Culture, Economics, Resources & Downloads

Marx’ Capital – New Audio Version

Capital Volume I: A Critique of Political Economy

by Karl Marx | Read by Derek Le Page

Audio Recording Via Audible

Capital is one of the half-dozen most important economic texts of the past 200 years – and perhaps the most readable. Volume One contains the key material. How great to settle into a good reading.

Marx takes the labor theory of value as developed by Adam Smith and others and shows its implications for workers, managers, and owners – a worthy goal, and critical reading for anyone interested in economics regardless of your outlook.

No, Marx can’t “prove” that labor is the basis of all economic value. That’s because you can’t prove ANY theory of value – you always wind up assuming what you set out to prove. All you can do is show the implications of starting from a particular theory.

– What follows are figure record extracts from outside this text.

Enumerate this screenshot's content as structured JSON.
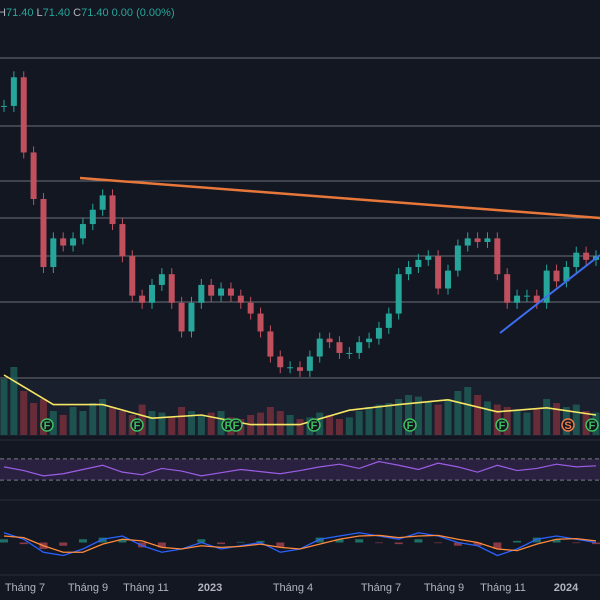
{
  "header": {
    "ohlc": [
      {
        "key": "H",
        "value": "71.40"
      },
      {
        "key": "L",
        "value": "71.40"
      },
      {
        "key": "C",
        "value": "71.40"
      }
    ],
    "change": "0.00 (0.00%)"
  },
  "chart_data": {
    "type": "candlestick",
    "ylim": [
      0,
      100
    ],
    "closes": [
      76,
      84,
      63,
      50,
      31,
      39,
      37,
      39,
      43,
      47,
      51,
      43,
      34,
      23,
      21,
      26,
      29,
      21,
      13,
      21,
      26,
      23,
      25,
      23,
      21,
      18,
      13,
      6,
      3,
      3,
      2,
      6,
      11,
      10,
      7,
      7,
      10,
      11,
      14,
      18,
      29,
      31,
      33,
      34,
      25,
      30,
      37,
      39,
      38,
      39,
      29,
      21,
      23,
      23,
      21,
      30,
      27,
      31,
      35,
      33,
      34
    ],
    "volume": {
      "ylim": [
        0,
        100
      ],
      "values": [
        70,
        85,
        55,
        40,
        45,
        30,
        25,
        35,
        30,
        40,
        45,
        35,
        30,
        25,
        38,
        30,
        28,
        22,
        35,
        30,
        25,
        28,
        30,
        22,
        20,
        25,
        28,
        35,
        30,
        25,
        20,
        22,
        28,
        25,
        20,
        22,
        30,
        35,
        38,
        40,
        45,
        50,
        48,
        42,
        38,
        45,
        55,
        60,
        50,
        42,
        38,
        35,
        30,
        28,
        32,
        45,
        40,
        35,
        38,
        30,
        28
      ],
      "ma": [
        75,
        38,
        38,
        21,
        25,
        13,
        13,
        31,
        38,
        44,
        29,
        34,
        25
      ]
    },
    "rsi": {
      "ylim": [
        0,
        100
      ],
      "levels": [
        70,
        30
      ],
      "values": [
        55,
        48,
        38,
        42,
        50,
        58,
        45,
        40,
        52,
        47,
        38,
        44,
        50,
        46,
        42,
        48,
        55,
        60,
        52,
        65,
        58,
        50,
        62,
        55,
        45,
        58,
        48,
        52,
        60,
        55,
        57
      ]
    },
    "macd": {
      "ylim": [
        -1,
        1
      ],
      "macd": [
        0.3,
        0.1,
        -0.3,
        -0.4,
        -0.2,
        0.1,
        0.2,
        -0.1,
        -0.3,
        -0.2,
        0.0,
        -0.2,
        -0.1,
        0.0,
        -0.3,
        -0.2,
        0.1,
        0.2,
        0.3,
        0.2,
        0.1,
        0.3,
        0.2,
        0.0,
        -0.1,
        -0.4,
        -0.2,
        0.1,
        0.2,
        0.1,
        0.0
      ],
      "signal": [
        0.2,
        0.15,
        -0.1,
        -0.3,
        -0.3,
        -0.05,
        0.1,
        0.05,
        -0.15,
        -0.2,
        -0.1,
        -0.15,
        -0.12,
        -0.05,
        -0.15,
        -0.2,
        -0.05,
        0.1,
        0.2,
        0.22,
        0.15,
        0.2,
        0.22,
        0.1,
        0.0,
        -0.2,
        -0.25,
        -0.05,
        0.1,
        0.12,
        0.05
      ],
      "histogram": [
        0.1,
        -0.05,
        -0.2,
        -0.1,
        0.1,
        0.15,
        0.1,
        -0.15,
        -0.15,
        0.0,
        0.1,
        -0.05,
        0.02,
        0.05,
        -0.15,
        0.0,
        0.15,
        0.1,
        0.1,
        -0.02,
        -0.05,
        0.1,
        -0.02,
        -0.1,
        -0.1,
        -0.2,
        0.05,
        0.15,
        0.1,
        -0.02,
        -0.05
      ]
    },
    "events": [
      "F",
      "F",
      "F",
      "F",
      "F",
      "F",
      "F",
      "S",
      "F"
    ],
    "x_labels": [
      "Tháng 7",
      "Tháng 9",
      "Tháng 11",
      "2023",
      "Tháng 4",
      "Tháng 7",
      "Tháng 9",
      "Tháng 11",
      "2024"
    ]
  }
}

What Marx shows is, IF you accept that labor is the core of economic value, here is how capitalism structures economic relations. He shows the source of profit (from the exploitation of productive labor, he famously concludes), how banks, insurance companies,and other non-productive firms fit into the picture, the role of management – and most of all, how working people are getting ripped off by owners, stock-holders, etc.

Big surprise, eh?

Basically, the labor theory of value makes sense to those of us who work for a wage or a fixed, contracted salary with no “stock options”. For the managing and owning classes and those who dream of joining them, there are obvious incentives NOT to accept this theory. Suit yourself.

Have Marx’s economic ideas ever been applied by “communist” countries? For the most part, no – so-called socialist countries have mainly applied totalitarian capitalist methods, with mixed results. Russia, China and the rest have been state-capitalist, not popular-socialist, systems.

We’re still waiting for the world’s first workers’ democracy. The first steps include grasping how capital functions and how it structures our world. This recording is a welcome contribution.